Закрыв глаза, он о чем-то напряженно размышлял. Коля не знал, что делать, как поступить. Наконец воскресший поднял веки, устало взглянул на парня. Взор его был отрешен, холоден.
– Скажи, отрок… вы кому-нибудь молитесь?
– Как? – не понял юноша.
– Ну… помощи просите? В работе, в деле!
– Иногда. Если не могу сам, прошу товарища. А молиться… молятся старухи, которые верующие…
Василий присел на круче, охватив ладонями голову, и замер. Коля стоял над ним, растерянно высматривая кого-нибудь из учителей. С юга подул сильный ветер.
Зашумели верболозы на склонах. Надвигалась снова гроза.

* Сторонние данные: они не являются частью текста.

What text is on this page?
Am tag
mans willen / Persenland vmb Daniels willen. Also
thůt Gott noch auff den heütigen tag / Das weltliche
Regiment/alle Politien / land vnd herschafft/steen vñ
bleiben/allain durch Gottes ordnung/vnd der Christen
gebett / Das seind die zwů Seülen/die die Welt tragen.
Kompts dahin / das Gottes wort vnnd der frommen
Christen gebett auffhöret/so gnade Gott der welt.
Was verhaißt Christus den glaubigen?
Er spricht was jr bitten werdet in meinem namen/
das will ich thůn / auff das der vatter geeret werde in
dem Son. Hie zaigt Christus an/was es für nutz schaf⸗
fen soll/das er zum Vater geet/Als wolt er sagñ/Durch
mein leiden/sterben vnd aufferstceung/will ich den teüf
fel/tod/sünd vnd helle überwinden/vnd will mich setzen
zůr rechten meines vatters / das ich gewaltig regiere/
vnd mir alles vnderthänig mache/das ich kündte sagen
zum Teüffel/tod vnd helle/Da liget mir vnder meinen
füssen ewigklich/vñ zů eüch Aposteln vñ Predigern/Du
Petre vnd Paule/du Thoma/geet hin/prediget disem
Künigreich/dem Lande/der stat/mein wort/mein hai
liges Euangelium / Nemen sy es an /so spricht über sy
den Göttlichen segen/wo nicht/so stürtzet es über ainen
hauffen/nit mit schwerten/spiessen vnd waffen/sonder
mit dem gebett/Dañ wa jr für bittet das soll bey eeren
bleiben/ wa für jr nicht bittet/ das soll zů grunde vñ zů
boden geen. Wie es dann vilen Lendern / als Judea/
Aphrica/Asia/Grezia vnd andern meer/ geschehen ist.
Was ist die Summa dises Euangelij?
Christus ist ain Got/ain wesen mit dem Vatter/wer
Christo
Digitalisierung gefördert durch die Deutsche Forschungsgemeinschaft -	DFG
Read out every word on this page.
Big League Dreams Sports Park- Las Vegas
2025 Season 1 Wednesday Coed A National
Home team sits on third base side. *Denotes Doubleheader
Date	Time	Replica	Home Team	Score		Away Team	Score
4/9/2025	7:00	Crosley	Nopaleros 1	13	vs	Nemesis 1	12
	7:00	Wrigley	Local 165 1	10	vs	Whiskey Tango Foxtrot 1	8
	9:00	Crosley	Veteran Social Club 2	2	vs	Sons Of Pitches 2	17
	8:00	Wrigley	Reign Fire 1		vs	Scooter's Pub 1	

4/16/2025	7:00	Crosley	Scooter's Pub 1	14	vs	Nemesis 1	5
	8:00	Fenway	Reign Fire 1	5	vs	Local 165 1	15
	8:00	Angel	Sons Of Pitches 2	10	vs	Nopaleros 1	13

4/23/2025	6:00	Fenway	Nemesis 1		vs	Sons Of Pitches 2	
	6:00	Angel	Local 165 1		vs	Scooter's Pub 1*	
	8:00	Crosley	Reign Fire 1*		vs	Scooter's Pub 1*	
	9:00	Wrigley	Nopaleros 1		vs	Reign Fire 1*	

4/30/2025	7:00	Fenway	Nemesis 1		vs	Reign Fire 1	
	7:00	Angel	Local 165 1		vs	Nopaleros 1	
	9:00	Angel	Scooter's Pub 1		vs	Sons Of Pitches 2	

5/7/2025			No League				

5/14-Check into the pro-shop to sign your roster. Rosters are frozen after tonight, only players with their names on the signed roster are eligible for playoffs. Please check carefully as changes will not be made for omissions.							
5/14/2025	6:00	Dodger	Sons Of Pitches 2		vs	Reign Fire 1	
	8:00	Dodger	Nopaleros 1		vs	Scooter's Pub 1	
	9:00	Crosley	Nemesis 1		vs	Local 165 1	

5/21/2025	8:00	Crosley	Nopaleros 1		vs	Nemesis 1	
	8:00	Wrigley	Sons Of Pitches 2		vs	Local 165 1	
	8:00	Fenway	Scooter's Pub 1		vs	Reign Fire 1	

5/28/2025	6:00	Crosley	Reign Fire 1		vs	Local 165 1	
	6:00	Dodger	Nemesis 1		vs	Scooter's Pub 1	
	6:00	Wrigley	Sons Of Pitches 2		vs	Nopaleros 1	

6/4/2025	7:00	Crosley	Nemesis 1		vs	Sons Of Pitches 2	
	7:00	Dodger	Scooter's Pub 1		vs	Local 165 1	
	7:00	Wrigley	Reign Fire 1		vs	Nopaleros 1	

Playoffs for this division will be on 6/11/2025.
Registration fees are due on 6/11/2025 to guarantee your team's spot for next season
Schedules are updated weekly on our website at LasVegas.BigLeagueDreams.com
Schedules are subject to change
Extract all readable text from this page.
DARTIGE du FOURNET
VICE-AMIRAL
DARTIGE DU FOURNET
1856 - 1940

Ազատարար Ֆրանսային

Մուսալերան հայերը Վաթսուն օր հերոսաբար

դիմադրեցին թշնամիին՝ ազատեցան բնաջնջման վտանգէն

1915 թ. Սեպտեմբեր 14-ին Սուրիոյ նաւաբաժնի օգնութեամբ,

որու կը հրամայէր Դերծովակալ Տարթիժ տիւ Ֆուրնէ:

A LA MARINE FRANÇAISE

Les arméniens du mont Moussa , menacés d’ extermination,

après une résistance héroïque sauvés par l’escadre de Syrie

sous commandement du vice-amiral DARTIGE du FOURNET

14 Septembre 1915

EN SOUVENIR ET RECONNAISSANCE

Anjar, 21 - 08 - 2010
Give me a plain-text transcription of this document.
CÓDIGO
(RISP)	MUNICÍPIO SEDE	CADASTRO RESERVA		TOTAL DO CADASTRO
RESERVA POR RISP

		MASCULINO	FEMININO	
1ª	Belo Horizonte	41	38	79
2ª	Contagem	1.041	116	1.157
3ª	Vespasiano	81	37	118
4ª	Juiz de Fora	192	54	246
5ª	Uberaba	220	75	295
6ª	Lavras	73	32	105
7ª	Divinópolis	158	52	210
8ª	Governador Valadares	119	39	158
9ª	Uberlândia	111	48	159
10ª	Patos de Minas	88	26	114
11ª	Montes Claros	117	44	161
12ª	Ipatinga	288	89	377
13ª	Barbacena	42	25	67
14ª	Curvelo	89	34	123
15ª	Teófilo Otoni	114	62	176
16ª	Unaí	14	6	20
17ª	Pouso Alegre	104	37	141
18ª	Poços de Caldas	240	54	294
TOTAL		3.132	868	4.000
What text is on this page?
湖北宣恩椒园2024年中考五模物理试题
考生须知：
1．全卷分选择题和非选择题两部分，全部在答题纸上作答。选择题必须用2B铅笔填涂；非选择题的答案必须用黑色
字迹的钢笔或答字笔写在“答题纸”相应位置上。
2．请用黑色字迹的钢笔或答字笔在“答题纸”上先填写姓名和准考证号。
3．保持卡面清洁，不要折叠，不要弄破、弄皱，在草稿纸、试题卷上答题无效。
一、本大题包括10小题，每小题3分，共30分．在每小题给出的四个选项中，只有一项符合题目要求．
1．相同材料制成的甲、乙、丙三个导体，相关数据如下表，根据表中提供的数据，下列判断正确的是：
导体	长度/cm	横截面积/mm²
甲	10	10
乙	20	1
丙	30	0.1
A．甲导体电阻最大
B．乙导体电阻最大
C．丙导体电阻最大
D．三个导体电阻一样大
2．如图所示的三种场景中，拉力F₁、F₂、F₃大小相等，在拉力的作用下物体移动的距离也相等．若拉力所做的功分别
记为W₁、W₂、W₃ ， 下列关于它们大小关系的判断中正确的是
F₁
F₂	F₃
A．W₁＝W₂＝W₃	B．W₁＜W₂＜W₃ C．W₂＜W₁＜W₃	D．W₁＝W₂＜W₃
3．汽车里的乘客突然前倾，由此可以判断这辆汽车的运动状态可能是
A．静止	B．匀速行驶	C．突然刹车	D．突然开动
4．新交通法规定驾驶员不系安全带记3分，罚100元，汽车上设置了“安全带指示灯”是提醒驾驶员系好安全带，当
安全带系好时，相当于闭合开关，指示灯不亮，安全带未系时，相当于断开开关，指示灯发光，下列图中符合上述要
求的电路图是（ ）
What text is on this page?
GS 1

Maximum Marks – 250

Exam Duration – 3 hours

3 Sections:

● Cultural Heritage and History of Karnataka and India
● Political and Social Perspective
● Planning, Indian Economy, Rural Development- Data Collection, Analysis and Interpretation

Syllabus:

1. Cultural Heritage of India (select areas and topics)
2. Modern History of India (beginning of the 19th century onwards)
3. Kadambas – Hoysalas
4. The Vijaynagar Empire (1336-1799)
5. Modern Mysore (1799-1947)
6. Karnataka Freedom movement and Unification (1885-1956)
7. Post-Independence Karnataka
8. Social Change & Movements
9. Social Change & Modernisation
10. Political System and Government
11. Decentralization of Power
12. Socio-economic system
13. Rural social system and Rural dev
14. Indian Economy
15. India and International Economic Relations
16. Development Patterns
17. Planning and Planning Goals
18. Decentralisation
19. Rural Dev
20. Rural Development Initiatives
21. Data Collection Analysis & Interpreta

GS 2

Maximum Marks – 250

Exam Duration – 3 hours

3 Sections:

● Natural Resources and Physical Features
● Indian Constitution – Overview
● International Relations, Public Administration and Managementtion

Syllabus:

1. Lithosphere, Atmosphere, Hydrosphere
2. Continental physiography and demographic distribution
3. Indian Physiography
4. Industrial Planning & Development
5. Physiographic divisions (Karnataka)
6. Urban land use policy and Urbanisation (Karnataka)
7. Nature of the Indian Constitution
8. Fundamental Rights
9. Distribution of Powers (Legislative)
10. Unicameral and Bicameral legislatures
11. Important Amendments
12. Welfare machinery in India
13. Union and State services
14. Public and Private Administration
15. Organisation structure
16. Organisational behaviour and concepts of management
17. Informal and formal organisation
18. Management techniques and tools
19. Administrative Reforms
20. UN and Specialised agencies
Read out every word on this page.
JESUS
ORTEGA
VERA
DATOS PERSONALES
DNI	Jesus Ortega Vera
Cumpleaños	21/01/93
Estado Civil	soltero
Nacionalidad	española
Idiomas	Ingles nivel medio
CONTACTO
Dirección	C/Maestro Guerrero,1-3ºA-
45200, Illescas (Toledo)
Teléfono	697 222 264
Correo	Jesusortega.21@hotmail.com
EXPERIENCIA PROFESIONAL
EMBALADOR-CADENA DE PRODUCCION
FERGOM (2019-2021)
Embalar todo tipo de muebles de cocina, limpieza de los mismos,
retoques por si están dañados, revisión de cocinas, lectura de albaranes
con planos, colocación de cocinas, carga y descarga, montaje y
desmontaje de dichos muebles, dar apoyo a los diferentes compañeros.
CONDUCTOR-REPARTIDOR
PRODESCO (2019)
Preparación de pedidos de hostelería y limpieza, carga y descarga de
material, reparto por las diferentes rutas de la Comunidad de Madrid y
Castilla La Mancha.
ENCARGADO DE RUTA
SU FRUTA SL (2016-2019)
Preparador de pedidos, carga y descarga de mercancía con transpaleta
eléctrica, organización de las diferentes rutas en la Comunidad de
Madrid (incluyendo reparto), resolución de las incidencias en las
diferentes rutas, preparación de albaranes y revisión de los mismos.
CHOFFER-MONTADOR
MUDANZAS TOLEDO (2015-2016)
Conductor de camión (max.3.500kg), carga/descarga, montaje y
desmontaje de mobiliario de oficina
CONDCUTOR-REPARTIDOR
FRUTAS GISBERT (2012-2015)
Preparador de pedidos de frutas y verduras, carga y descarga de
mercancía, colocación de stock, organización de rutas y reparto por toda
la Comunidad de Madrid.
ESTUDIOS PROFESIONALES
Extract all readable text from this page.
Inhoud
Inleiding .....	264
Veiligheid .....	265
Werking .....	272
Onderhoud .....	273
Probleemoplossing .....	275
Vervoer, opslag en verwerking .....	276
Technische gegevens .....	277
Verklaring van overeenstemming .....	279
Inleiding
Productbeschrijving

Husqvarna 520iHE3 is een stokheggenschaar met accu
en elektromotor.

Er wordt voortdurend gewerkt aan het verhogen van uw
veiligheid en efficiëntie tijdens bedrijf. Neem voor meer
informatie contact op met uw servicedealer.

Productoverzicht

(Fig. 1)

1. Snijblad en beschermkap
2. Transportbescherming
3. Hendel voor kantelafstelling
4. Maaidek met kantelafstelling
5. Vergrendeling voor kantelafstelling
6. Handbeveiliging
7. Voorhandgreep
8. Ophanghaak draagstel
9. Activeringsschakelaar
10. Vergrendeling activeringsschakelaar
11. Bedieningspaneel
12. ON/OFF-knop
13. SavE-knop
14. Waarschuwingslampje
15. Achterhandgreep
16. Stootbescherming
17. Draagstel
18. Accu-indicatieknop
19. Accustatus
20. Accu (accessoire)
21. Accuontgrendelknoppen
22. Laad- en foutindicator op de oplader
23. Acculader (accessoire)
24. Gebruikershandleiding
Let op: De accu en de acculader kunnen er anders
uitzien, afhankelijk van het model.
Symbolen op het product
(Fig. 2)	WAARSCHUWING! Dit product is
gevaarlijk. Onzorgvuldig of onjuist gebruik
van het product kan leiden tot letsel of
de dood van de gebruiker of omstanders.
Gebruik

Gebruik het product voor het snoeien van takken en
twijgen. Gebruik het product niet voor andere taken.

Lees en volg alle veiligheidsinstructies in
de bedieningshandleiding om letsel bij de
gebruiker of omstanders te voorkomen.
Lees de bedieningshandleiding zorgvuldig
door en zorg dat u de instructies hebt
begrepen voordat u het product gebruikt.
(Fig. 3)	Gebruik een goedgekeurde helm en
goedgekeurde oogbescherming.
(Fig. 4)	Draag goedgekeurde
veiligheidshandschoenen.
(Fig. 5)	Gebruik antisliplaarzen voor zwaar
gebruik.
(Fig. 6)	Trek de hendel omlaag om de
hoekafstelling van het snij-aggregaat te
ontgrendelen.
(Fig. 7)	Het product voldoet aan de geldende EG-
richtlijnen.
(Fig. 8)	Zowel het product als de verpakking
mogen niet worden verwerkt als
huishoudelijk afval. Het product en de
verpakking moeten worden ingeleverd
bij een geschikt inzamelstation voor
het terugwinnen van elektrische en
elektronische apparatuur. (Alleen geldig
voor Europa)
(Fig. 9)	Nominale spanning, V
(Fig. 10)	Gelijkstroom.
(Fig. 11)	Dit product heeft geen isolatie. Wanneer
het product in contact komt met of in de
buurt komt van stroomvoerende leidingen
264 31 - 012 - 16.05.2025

– Пойдемте, – позвал юноша. – Вскоре из Киева вернется наш воспитатель, что-нибудь придумаем. Расскажете о прошлом, нам будет очень интересно…
Василий не ответил.
Коля пожал плечами, оглянулся. Возле интерната появилась машина с учениками и учителями, которые с утра уехали на экскурсию в Киев. Вот хорошо! Они помогут управиться с этим воскресшим анахронизмом.
– Приехали наши, пойдемте к ним.
– Я хочу побыть в одиночестве, – глухо ответил Василии. – Болит мое сердце. Дан отдохнуть…
– Ну хорошо, – смущенно молвил юноша. – Посидите. А я позову учителя.
Парень побежал к школе. Из темной тучи внезапно полил дождь. Коля вскочил в коридор главного корпуса, туда уже заходили веселые ученики. За ними появился на пороге воспитатель Максим Иванович, широкоплечий, с казацкими усами. Увидев Колю, тряхнул русыми кудрями, подмигнул.
– Ну что? – загремел он. – Выиграл или проиграл? Что-нибудь откопал?
– Максим Иванович, я откопал человека. Старый-престарый. Мы с фельдшером его отмыли, одели в чистое. Фельдшер побежал в больницу, а я… кое-что объяснял ему, расспрашивал. А теперь он там, под грозою, на круче. Какой-то странный. Ну, понимаете – целый век в анабиозе!..
– Ты не болен? – неуверенно спросил учитель. – А? И щеки горят…
– Да не шутите! Бежим! – воскликнул юноша. – А то кто знает, что он натворит?
– Тогда – за мною! – скомандовал учитель. – Не все. Ты, Коля, и еще Володя, Нина!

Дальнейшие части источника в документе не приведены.